Creating and Training a New Parser¶

Extending the AlphaBeta class¶

TODO

A skeleton for extending the AlphaBeta class and defining a new parser class can be found here: https://github.com/hyperbase/hyperbase/blob/master/skeletons/parser_xx.py

Collecting a corpus of sample texts¶

TODO

Files should be named by category and then number. For example:

wikipedia1.txt
wikipedia2.txt
...
books1.txt
...

This allows for the generation of balanced training datasets later on, as well as the testing of accuracy by category.

Extracting sentences¶

For example:

$ python -m hyperbase.scripts.extract-sentences --parser .parser_xx.ParserXX --infile parser-training-data/xx/text-samples/wikipedia1.txt --outfile parser-training-data/xx/sentences/wikipedia1.txt

Annotating sentences to generate a parser training dataset¶

For example:

$ python -m hyperbase.scripts.generate-parser-training-data --parser .parser_xx.ParserXX --indir parser-training-data/de/sentences --outfile parser-training-data/xx/sentence-parses.json

Splitting into training and testing datasets¶

To split the sentence parses dataset into training (66%) and testing (33%) datasets, the following script can be used:

$ python -m hyperbase.scripts.split-parser-training-data --parser .parser_xx.ParserXX --infile parser-training-data/xx/sentence-parses.json

The files sentence-parses-train.json and sentence-parses-test.json will be created in the same directory as the original file, in this case parser-training-data/xx.

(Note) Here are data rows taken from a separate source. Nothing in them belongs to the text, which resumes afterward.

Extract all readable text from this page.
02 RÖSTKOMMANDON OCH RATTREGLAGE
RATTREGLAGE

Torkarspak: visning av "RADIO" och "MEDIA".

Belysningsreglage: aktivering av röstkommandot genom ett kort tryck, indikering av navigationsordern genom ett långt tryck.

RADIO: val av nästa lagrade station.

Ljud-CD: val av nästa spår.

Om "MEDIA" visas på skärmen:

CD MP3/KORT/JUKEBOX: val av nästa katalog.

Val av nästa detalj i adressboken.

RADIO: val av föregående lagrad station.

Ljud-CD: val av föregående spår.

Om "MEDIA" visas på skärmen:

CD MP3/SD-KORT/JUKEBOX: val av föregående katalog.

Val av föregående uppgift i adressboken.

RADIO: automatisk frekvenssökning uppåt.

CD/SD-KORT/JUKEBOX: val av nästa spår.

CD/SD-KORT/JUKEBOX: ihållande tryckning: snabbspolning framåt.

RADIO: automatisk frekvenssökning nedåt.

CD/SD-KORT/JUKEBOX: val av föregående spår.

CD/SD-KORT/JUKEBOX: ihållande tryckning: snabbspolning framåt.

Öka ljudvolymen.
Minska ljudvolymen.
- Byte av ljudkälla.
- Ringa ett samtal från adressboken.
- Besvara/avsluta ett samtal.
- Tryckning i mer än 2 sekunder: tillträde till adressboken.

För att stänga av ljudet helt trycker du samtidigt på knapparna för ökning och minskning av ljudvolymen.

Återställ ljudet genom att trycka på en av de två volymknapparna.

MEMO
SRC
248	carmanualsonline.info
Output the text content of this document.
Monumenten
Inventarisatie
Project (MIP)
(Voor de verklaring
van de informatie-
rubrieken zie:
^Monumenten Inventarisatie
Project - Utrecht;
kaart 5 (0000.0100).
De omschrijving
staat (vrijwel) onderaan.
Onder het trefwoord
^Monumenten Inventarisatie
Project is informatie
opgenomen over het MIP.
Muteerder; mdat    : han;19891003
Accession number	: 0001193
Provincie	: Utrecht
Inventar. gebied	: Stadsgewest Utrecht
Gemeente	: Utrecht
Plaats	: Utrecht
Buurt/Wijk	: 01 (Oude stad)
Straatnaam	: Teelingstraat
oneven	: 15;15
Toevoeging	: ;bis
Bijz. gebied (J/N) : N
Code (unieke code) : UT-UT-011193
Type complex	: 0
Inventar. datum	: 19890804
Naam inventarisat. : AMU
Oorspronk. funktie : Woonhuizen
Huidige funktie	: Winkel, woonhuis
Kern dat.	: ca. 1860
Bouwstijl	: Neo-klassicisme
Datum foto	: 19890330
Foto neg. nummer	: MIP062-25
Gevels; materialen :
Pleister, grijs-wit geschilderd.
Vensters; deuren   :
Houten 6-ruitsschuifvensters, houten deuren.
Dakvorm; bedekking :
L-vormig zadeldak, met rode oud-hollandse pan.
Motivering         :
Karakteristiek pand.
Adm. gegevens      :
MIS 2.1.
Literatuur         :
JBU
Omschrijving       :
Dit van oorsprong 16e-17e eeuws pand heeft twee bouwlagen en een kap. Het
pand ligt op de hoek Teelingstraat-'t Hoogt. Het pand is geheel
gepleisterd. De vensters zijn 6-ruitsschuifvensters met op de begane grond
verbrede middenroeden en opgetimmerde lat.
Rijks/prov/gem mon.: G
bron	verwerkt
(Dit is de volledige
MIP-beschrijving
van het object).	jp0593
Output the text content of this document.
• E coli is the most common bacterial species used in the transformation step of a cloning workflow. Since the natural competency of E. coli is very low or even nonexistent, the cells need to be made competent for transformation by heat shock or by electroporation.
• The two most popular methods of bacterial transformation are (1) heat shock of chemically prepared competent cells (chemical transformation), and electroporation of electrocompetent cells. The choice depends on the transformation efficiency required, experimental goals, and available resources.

Generating alpha training data¶

For example:

$ python -m hyperbase.scripts.generate-alpha-training-data --parser .parser_xx.ParserXX --infile parser-training-data/xx/sentence-parses.json --outfile parser-training-data/xx/atoms.csv

Notice that atoms-train.csv and atoms-test.csv can be generated from the previous split.

Testing the alpha stage¶

With this script and the two datasets, it is now possible to test the accuracy of the alpha stage:

$ python -m hyperbase.scripts.test-alpha --parser .parser_xx.ParserXX --infile parser-training-data/xx/atoms-test.csv --training_data parser-training-data/xx/atoms-train.csv

Overall results are presented, as well as per category. For example:

news accuracy: 0.962852897473997 [648 correct out of 673]
science accuracy: 0.9427083333333334 [543 correct out of 576]
fiction accuracy: 0.9581881533101045 [275 correct out of 287]
non-fiction accuracy: 0.9338235294117647 [254 correct out of 272]
wikipedia accuracy: 0.9482288828337875 [696 correct out of 734]

overall accuracy: 0.950432730133753 [2416 correct out of 2542]

Manual parser testing¶

The full parser can be manually tested. An interactive script is provided for this, that uses as input a sentence file generated by the extract-sentences script discussed above. Of course, it is necessary to use a text corpus different from the one used to train the parser to obtain meaningful results:

$ python -m hyperbase.scripts.manual-parser-test --parser .parser_xx.ParserXX --infile parser-training-data/xx/sentences/manual-test-sentences.txt --outfile parser-training-data/de/manual-test-results.csv

It also makes sense to create sentence files by text category, to be able to appraise accuracy across different kinds of text.